How should I breathe while running?
This is a really common question. Many people have misconceptions about how to breathe when they are running. You should breathe through both your mouth and nose when you are running because your muscles need oxygen to keep moving and your nose simply can't deliver enough.
Make sure you're breathing more from your diaphragm or stomach and not from your chest, as chest breathing is far too shallow.
Deep stomach breathing allows you to take in more air which can also help prevent side stitches. The feeling of extending your stomach actually triggers lung expansion and therefore increases your oxygen intake. You should exhale through your mouth and try to focus on exhaling fully for this will remove more carbon dioxide and assist you achieve a deeper inhale.
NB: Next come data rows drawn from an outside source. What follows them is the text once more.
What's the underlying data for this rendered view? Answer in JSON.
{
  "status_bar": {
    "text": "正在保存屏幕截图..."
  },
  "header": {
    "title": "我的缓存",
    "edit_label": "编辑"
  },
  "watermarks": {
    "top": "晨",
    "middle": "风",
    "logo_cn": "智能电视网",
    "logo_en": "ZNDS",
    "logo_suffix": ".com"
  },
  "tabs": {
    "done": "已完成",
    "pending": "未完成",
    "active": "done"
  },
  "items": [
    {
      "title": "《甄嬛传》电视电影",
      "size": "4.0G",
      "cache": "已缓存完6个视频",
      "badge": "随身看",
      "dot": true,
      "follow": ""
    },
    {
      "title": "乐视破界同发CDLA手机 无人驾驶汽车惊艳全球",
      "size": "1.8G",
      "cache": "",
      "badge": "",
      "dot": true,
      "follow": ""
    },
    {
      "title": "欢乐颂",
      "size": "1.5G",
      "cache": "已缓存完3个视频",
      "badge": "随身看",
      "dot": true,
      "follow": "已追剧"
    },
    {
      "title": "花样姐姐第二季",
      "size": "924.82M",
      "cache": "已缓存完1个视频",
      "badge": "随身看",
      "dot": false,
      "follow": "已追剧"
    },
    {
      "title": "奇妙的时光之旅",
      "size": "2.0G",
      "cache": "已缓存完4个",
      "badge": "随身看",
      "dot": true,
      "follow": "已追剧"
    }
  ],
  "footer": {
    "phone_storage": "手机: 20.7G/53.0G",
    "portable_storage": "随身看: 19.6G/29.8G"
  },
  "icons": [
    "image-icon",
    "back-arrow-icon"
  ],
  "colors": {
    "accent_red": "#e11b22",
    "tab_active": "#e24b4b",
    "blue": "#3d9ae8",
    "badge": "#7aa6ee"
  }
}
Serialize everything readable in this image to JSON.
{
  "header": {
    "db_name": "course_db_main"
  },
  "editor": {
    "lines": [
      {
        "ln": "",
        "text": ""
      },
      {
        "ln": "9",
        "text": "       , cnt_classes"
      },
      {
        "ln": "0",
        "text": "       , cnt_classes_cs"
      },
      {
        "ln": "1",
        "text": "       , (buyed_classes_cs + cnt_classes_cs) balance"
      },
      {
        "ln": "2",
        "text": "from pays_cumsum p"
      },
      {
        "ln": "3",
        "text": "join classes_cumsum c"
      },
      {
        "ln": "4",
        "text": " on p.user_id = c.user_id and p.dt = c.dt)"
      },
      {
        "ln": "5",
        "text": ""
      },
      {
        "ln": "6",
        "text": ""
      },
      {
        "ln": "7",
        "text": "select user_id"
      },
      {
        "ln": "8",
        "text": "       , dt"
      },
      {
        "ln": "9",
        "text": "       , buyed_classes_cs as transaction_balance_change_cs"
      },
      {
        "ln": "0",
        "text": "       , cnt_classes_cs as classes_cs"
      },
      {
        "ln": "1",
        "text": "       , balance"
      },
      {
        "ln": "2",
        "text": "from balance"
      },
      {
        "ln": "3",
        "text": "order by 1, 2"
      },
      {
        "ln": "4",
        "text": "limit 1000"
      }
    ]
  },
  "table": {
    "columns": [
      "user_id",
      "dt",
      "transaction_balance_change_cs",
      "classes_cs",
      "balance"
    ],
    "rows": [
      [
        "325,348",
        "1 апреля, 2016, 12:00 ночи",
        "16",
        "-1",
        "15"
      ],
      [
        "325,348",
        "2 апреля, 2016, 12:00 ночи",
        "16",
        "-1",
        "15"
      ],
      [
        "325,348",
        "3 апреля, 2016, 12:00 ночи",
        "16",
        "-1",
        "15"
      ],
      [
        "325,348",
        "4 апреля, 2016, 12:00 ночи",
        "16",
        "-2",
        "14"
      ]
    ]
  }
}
How do you get rid of a side stitch?
A side stitch or a sharp pain on the lower edge of the rib cage can be a huge annoyance for runners. You may be able to remove the discomfort by gently pushing your fingers into the area where you're feeling the stitch.
To completely get rid of the side stitch, try altering your breathing pattern. Take a deep breath in as quickly as you can to force your diaphragm down. Hold your breath for a couple of seconds and then forcibly exhale through pursed lips.
If you get a cramp during your run you may want to try changing your breathing/striding pattern. If you always exhale when your right foot strikes the ground, try exhaling with the left foot strike. If all else fails, you may have to stop and walk briskly for a few seconds while concentrating on deep breathing. Continue running after the stitch goes away.